The UAE wants half of its government sectors, services and operations running on autonomous AI agents within two years. Sheikh Mohammed bin Rashid Al Maktoum, the country's Vice President and Prime Minister, announced the plan Thursday under directives from President Sheikh Mohamed bin Zayed Al Nahyan.
What's actually being announced
In a cabinet announcement, officials described "agentic AI" as models that monitor operations, produce recommendations, manage processes, and execute actions without constant human input. Sheikh Mohammed, writing on X, framed it less like infrastructure and more like a hire: "AI is no longer a tool. It analyses, decides, executes, and improves in real time." The claim that an AI will become a government "executive partner" is the kind of phrasing that sounds bolder than it tends to be in practice.
Performance reviews have teeth. Ministers, directors-general and federal entities will be scored over two years on how quickly they implement the new standards, according to Gulf News. Every federal employee is slated for specialised AI training.
The "first in the world" problem
Officials are pitching this as a world first. That claim deserves a squint. Estonia has been quietly automating public services for years. Singapore runs agentic workflows inside specific agencies. What the UAE is actually claiming is scale and timeline, not the underlying idea, and the 50% figure is doing a lot of work without a clear definition of what counts as a "service" running on AI versus one that merely uses it.
There's also the question of what agentic means inside a bureaucracy. The technology, as of 2026, is still young enough that major commercial deployments regularly hit reliability walls. Rolling it across ministries in 24 months is ambitious before you factor in procurement cycles, legal review, and the usual friction of public-sector change.

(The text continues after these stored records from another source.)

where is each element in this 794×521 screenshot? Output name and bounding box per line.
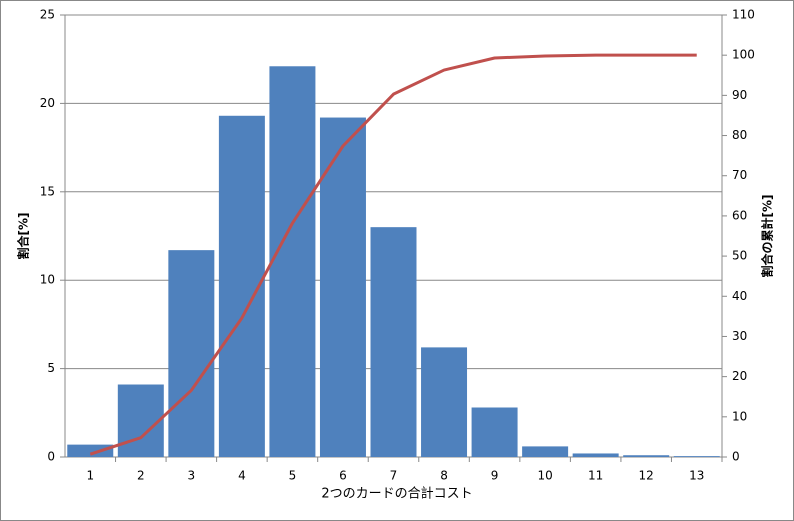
bar xyxy=(67,444,114,457)
x-tick-label: 5 xyxy=(289,469,297,483)
x-tick-label: 10 xyxy=(537,469,552,483)
x-tick-label: 12 xyxy=(639,469,654,483)
y-tick-label: 5 xyxy=(47,361,55,375)
x-tick-label: 11 xyxy=(588,469,603,483)
bar xyxy=(168,250,215,457)
y2-tick-label: 80 xyxy=(732,128,747,142)
line-series xyxy=(89,53,697,456)
y2-tick-label: 100 xyxy=(732,48,755,62)
y-tick-label: 20 xyxy=(40,96,55,110)
y-tick-label: 10 xyxy=(40,273,55,287)
bar xyxy=(522,446,569,457)
y2-tick-label: 30 xyxy=(732,329,747,343)
bar xyxy=(370,227,417,457)
x-tick-label: 9 xyxy=(491,469,499,483)
y-tick-label: 15 xyxy=(40,184,55,198)
x-tick-label: 2 xyxy=(137,469,145,483)
bar xyxy=(319,117,366,457)
x-tick-label: 6 xyxy=(339,469,347,483)
y2-tick-label: 60 xyxy=(732,208,747,222)
y2-tick-label: 50 xyxy=(732,249,747,263)
x-tick-label: 7 xyxy=(390,469,398,483)
x-tick-label: 1 xyxy=(86,469,94,483)
bar xyxy=(572,453,619,457)
bar xyxy=(623,455,670,457)
y2-tick-label: 10 xyxy=(732,409,747,423)
y2-tick-label: 40 xyxy=(732,289,747,303)
y2-axis-label: 割合の累計[%] xyxy=(760,195,775,278)
bar xyxy=(421,347,468,457)
x-tick-label: 4 xyxy=(238,469,246,483)
x-tick-label: 3 xyxy=(188,469,196,483)
bar xyxy=(269,66,316,457)
y2-tick-label: 110 xyxy=(732,8,755,22)
y-tick-label: 25 xyxy=(40,8,55,22)
bar xyxy=(673,456,720,457)
y2-tick-label: 0 xyxy=(732,450,740,464)
y2-tick-label: 20 xyxy=(732,369,747,383)
y-axis-label: 割合[%] xyxy=(16,213,31,260)
bar xyxy=(117,384,164,457)
y2-tick-label: 70 xyxy=(732,168,747,182)
x-axis-label: 2つのカードの合計コスト xyxy=(321,486,472,502)
x-tick-label: 8 xyxy=(440,469,448,483)
y2-tick-label: 90 xyxy=(732,88,747,102)
y-tick-label: 0 xyxy=(47,450,55,464)
x-tick-label: 13 xyxy=(689,469,704,483)
bar xyxy=(471,407,518,457)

Training, oversight, Mansour
Sheikh Mansour bin Zayed Al Nahyan will oversee the transition, with a taskforce chaired by Cabinet Affairs Minister Mohammad Al Gergawi, according to The National. Implementation is being phased across ministries, with continuous performance and impact assessment built in.
Thursday's plan builds on the UAE's National AI Strategy, announced in October 2017, and two decades of e-government work. The country appointed the world's first Minister of State for AI that same year, a piece of symbolism that aged better than most.
What it doesn't answer
Nothing in Thursday's announcement specifies which vendors, models, or infrastructure will underpin the shift. The UAE has deepened ties with US AI firms, including an agreement to build a large Abu Dhabi AI campus, and state-linked G42 has spent the last year stockpiling compute and chips. Whether citizens will know when an AI agent rather than a civil servant is adjudicating their visa, licence, or benefits claim is a question nobody addressed Thursday.
Civil liberties advocacy in the region is quieter than elsewhere, but the surveillance and accountability concerns are familiar. A system that "executes and improves in real time" inside a government is, by definition, one making decisions few humans will review case by case.
Work begins immediately. The two-year clock, going by Sheikh Mohammed's framing, started Thursday.